Todos sabemos que los perros disfrutan gozosamente los espacios abiertos pero, por nuestro cariño o necesidad, los tenemos dentro de pequeños metros cuadrados en casas y departamentos de la ciudad. Pero el momento en que salen a espacios abiertos urbanos, si corren, si se mojan en el agua acumulada por la lluvia, si se huelen con otros perros, o se revuelcan en la caca de las vacas ellos desbordan en su felicidad.

Pero claro, siempre existe el padre, el amo o el temeroso que cuando ve un perro suelto mira severamente al perro y al dueño del perro. “¿Acaso no ha visto usted como los perros han matado niños?”. Existe un riesgo mínimo de que ataques fatales o muy graves sean provocados por los perros. Existe más riesgo de que un policía use abusivamente su arma de dotación y mate a un ladrón de billeteras, a que un perro muerda sanguinariamente a una persona, sin embargo a ellos no les quitamos las armas, a los perros les encadenamos.
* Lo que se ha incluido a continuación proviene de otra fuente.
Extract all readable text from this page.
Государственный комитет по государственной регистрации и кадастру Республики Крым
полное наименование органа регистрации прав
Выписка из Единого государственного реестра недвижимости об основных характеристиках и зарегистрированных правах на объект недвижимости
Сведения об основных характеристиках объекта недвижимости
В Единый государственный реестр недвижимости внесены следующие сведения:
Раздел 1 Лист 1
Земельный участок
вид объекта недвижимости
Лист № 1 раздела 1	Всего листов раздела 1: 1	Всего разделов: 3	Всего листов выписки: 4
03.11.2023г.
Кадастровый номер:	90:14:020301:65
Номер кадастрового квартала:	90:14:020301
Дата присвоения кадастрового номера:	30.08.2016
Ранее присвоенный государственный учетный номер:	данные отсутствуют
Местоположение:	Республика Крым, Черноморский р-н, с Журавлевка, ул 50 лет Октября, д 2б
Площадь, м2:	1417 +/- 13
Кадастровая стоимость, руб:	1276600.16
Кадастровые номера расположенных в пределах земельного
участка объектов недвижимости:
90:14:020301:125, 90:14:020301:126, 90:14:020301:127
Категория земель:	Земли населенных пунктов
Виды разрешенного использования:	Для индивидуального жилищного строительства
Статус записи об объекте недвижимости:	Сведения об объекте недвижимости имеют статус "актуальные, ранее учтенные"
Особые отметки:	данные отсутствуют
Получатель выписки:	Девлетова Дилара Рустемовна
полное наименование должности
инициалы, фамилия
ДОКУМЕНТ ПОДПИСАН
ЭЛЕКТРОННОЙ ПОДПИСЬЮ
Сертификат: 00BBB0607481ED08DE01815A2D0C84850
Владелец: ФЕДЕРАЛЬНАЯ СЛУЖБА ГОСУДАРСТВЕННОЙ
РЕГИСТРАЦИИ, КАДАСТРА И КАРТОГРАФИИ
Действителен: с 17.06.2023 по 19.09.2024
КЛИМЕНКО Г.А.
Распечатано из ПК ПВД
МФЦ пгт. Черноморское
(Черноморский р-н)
Segundo argumento,  “¿Cuánta gente tiene terror a los perros y no puede correr tranquila en el parque porque andan sueltos?” Un perro suelto es una oportunidad muy cercana para que las personas que tienen miedo a los animales se den cuenta que los seres humanos no tenemos que dominar a la naturaleza, sino que convivir ella. Entender que si vemos a un animal suelto el siente nuestro miedo o nuestra tranquilidad, entender que no hay que provocarlo, entender que no está escrito en ningún lado que nuestra existencia está por encima de la de él, entender que un perro puede ser muy cariñoso con un extraño adulto o niño, entender que el perro está siendo feliz andando suelto, entender que pisar la caca del perro es solo pisar la caca del perro.

Si cambiamos ese artículo de la ordenanza lograríamos algunas cosas. 1. Que las personas que tienen miedo a los perros crezcan y abandonen un temor infundado 2. Que los perros no estén condenados a tener una vida de encierro y encadenamiento, que significa tristeza. 3. Que los dueños de los perros podamos dar una vida de alegría a nuestras mascotas, lo que de fondo nos alegra.